Even so, if he’d married one of the aristocrat blondes he’d dated previously, there’s no way the interest would be the same. What can you say about Cressida Bonas, really, besides the scrunchies? Instead, he’s marrying a biracial American woman who used to be on freaking Suits, that USA Network drama that your one friend swears is really awesome. It is indeed the stuff of movies: “While most of us are not going to be marrying a prince in our near future, we do most of us understand relationships, and love, and have grown up on rom com movies,” said Bromley. “Watching this real-life situation is almost a reminder of all those fairy tales and all those love stories that we’ve been spoon-fed our whole life.”

More than a reminder, really—it’s almost impossible not to see their storyline through that particular lens. He’s validating an entire generation of women who daydreamed idly over the course of their teenage years about somehow meeting cute either Harry or his brother. Markle was a successful working actress, but not so stratospherically as to render her remote.

Markle is perfect for the job—polished and poised but relatable—but she’s also truly somebody new in the history of the family, a professional woman of color from outside the universe of the aristocracy. “This is history-making. It really is,” said Carroll. “The British monarchy has been steadily going since 1066, and there has never been a biracial American divorcee, who was educated at a Catholic school, who was three years older than the grandson of the Queen of England, who has a double profession and a double college degree, marrying into the royal family.”
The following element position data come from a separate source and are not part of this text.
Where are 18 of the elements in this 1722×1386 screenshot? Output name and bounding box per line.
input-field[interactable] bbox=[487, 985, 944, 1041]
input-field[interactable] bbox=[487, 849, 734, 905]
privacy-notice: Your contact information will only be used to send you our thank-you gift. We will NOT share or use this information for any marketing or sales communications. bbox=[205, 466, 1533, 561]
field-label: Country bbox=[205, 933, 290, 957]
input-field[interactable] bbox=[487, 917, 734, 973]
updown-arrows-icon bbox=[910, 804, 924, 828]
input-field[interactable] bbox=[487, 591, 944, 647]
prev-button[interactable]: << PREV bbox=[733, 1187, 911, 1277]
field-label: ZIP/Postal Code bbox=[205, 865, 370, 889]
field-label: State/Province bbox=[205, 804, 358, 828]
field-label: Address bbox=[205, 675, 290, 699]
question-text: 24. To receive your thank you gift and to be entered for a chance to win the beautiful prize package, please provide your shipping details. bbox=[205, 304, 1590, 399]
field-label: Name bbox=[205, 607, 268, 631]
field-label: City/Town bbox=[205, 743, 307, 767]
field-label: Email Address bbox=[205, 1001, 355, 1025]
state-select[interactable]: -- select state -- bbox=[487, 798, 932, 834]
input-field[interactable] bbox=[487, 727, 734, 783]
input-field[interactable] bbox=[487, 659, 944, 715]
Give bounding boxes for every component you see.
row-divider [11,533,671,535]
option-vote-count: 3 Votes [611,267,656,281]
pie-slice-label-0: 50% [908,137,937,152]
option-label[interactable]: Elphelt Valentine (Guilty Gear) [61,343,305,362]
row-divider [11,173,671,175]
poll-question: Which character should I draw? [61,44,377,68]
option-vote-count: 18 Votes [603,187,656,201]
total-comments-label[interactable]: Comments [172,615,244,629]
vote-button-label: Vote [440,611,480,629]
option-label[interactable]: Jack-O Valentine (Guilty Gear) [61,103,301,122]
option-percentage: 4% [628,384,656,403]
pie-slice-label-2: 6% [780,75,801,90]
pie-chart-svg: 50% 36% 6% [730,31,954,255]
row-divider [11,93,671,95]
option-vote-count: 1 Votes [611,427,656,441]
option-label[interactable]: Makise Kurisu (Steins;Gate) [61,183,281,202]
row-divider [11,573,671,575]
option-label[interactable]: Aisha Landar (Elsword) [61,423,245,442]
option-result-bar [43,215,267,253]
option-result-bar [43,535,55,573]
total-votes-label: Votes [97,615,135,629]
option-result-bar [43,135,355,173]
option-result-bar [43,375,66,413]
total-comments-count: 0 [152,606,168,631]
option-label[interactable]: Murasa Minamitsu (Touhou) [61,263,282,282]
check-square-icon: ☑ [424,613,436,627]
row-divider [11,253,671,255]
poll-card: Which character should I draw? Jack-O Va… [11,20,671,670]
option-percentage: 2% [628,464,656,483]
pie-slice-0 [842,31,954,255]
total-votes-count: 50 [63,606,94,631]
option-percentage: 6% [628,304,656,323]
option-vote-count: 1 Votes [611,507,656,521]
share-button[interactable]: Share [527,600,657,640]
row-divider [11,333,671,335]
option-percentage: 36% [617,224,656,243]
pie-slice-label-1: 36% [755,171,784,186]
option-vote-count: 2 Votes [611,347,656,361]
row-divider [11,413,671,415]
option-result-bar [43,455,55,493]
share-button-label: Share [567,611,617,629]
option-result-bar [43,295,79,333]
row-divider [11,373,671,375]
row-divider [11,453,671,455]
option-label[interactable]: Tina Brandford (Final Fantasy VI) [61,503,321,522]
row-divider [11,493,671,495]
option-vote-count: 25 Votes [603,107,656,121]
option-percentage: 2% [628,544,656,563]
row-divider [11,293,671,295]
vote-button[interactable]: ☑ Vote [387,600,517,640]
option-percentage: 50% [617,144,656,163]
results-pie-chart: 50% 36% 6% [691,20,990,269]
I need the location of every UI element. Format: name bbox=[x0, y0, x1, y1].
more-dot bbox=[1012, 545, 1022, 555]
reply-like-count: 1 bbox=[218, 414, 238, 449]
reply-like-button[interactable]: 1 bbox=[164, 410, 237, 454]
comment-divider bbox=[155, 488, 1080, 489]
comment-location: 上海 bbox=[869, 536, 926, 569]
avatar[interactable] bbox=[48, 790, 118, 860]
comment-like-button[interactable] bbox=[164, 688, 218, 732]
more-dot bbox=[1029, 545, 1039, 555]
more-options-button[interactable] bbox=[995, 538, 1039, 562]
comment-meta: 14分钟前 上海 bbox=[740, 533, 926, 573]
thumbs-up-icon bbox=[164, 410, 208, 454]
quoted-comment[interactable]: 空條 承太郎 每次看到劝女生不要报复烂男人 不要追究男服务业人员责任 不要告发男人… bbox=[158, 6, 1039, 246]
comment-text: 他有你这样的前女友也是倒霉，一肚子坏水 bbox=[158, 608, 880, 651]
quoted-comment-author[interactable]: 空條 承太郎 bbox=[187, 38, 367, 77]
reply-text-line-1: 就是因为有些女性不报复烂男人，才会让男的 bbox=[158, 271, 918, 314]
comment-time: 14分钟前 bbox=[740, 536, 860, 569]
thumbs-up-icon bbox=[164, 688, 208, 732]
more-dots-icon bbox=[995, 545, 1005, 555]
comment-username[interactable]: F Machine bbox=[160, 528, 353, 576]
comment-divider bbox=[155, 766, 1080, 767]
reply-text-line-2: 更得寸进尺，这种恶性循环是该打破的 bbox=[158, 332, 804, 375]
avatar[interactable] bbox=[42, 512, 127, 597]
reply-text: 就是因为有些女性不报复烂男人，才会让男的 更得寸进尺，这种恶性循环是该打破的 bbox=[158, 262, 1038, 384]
Then there’s the fact that so many people—including those in the media—are burnt out and miserable from an endless flood of bad news. If the Windsors want to provide a diversionary fairy tale, it’s hard to turn it down. “I think right now in our place in history, there are a lot of us who feel as far apart as you could feel,” suggested Fitz-Henley. “There’s a lot of despair in the world, there’s a lot of frustration, there’s a lot of division. Seeing two people who are perceived to be very different coming together in such a grateful way with such an obvious friendship, I think it’s encouraging and heartwarming for people.”

A royal wedding has been a mass media obsession as long as there has been a mass media; according to Arianne Chernock, an American editor had a breakdown trying to get confirmation whether Queen Victoria’s bridal slippers were velvet or satin. But this particular union pulls on a lot of cultural strings, speaking to a broad array of dreams and fantasies. Everybody watching the festivities will see something different—and they’ll have plenty of options for how.

Originally this post misstated Melanie Bromley’s title and the specific name of the E! broadcast from Windsor; it has been corrected.